На этот раз всё обошлось. Состав набрал скорость, и выстрелы прекратились. Все живы, никто в поезде не ранен, никто не пострадал. Дорога до назначенного места по времени должна была занять около четырёх часов. Перед глазами стояла апокалиптичная картина: больные и хрипящие люди, отстрелявшиеся и садящиеся прямо на заиндевевший пол, курили одну сигарету на четверых; ржавчина во всех углах… в одном из них кто-то блевал желчью; всё это расплывалось в пару, исходящем из теплых ртов, и сигаретном дыму… дыму сожжённого пороха. Токарев достал тетрадь, завёрнутую в целлофан, и карандаш из вещмешка.

«Седьмое июня, – писал он, – первая запись. Благополучно добрался до назначенной станции, нахожусь в локомотиве и направляюсь в сторону назначенного места, во Владимир… Я принимаю непосредственное участие в этом хаосе и разрушении уже неполных четыре года – почти с того момента, как всё это началось. Время писать мемуары.

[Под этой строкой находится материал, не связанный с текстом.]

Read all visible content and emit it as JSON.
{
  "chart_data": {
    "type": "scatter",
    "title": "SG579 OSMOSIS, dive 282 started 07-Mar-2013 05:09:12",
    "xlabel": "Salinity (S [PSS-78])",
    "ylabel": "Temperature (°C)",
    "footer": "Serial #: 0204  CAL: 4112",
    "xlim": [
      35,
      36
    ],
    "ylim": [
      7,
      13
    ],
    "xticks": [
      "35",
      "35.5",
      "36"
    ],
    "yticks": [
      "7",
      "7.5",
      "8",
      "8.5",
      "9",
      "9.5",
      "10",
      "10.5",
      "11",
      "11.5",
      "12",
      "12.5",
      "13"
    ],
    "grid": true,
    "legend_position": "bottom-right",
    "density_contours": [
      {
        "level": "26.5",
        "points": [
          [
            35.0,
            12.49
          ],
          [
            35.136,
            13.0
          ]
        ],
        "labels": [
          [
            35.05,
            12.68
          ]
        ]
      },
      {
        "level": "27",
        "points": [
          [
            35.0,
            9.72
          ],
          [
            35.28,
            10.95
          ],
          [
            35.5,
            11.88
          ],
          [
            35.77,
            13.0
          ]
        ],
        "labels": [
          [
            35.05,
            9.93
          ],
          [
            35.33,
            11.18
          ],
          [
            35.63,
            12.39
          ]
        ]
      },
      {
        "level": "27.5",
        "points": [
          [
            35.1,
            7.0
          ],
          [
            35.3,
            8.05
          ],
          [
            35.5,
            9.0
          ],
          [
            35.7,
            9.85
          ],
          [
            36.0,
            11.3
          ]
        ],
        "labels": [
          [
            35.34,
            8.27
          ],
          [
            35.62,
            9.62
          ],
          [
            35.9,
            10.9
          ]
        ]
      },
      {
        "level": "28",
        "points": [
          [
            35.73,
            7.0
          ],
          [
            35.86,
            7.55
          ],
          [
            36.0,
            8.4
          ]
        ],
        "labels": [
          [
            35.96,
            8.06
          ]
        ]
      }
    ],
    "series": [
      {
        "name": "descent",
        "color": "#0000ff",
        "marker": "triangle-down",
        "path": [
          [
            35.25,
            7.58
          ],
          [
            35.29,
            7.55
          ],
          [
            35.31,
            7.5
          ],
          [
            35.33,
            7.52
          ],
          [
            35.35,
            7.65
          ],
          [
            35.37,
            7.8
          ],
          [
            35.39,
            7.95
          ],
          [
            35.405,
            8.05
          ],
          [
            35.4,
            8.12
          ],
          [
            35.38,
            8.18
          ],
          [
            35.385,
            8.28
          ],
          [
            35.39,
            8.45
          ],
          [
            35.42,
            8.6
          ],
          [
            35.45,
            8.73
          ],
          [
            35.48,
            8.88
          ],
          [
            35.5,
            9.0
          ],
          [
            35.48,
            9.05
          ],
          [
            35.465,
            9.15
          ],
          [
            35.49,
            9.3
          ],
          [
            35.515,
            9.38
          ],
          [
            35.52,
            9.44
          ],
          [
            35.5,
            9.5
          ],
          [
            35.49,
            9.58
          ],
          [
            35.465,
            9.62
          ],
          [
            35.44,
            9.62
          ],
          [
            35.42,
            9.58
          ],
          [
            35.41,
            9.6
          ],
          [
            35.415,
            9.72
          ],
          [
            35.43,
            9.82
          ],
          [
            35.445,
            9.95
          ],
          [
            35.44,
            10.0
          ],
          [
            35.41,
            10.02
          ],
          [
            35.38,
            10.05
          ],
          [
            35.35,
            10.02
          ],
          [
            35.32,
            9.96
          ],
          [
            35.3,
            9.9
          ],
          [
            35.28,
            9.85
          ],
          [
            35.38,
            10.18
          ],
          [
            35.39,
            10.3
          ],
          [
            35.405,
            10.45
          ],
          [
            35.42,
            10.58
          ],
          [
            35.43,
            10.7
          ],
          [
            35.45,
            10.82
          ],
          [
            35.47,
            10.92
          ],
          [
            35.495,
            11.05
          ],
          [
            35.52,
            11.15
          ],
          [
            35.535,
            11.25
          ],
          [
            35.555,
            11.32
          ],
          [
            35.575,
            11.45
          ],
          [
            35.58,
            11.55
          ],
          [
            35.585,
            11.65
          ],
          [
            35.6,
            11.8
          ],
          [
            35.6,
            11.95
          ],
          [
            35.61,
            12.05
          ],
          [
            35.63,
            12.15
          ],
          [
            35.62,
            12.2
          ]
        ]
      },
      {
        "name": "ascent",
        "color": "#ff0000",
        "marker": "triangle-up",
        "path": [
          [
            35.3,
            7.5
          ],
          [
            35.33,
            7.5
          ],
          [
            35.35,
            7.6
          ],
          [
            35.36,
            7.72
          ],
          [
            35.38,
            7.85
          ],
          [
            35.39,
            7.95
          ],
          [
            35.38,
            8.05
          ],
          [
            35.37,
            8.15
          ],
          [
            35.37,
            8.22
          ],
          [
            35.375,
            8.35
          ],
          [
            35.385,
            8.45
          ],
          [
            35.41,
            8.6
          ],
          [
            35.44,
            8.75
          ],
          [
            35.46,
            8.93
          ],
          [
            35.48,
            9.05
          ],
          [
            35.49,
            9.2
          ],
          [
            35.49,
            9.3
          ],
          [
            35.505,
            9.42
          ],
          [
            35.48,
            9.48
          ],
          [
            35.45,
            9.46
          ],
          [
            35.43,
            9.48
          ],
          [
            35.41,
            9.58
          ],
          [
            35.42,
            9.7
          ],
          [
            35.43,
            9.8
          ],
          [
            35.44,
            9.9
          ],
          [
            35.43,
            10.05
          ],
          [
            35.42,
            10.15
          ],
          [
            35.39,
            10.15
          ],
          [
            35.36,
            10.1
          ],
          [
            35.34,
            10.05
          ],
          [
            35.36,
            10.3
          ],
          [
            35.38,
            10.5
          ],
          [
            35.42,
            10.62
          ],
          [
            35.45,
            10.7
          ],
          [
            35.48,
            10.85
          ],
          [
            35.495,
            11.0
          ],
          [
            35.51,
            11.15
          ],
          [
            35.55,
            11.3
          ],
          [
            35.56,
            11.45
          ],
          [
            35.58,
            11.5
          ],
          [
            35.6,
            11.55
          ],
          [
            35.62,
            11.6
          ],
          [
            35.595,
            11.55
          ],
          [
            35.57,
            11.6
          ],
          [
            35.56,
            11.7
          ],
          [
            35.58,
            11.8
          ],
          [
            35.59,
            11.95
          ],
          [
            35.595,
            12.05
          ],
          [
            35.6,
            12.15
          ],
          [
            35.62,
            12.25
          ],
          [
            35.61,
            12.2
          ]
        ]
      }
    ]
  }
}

Честно говоря, момент, когда всё это началось на самом деле, определить невозможно. Всё произошло как бы спонтанно и стихийно. По документам, никакой войны объявлено не было ни в одной из стран мира, так что официально Мир живёт и прогрессирует по сей день. На самом деле всё началось ещё задолго до нашего пришествия на эту убогую планету – в древности; когда возникли первые государства, научно-технический прогресс и экономика… потом – мануфактуры, заводы… позже – телевизоры, радио, Интернет и информационная война. Всё то, что мы имеем сейчас – всего лишь следствие многовекового развития – тупик. Куда бы ты ни шёл – в конечном счёте, упрёшься в тупик. Возможно, и была какая-нибудь узенькая тропка, и если бы человечество шло по ней, нам бы не пришлось сейчас делать то, что мы делаем. Но даже если она и была, то, скорее всего, была кому-то экономически невыгодна.

Это послание тебе, приятель, ты унаследуешь планету.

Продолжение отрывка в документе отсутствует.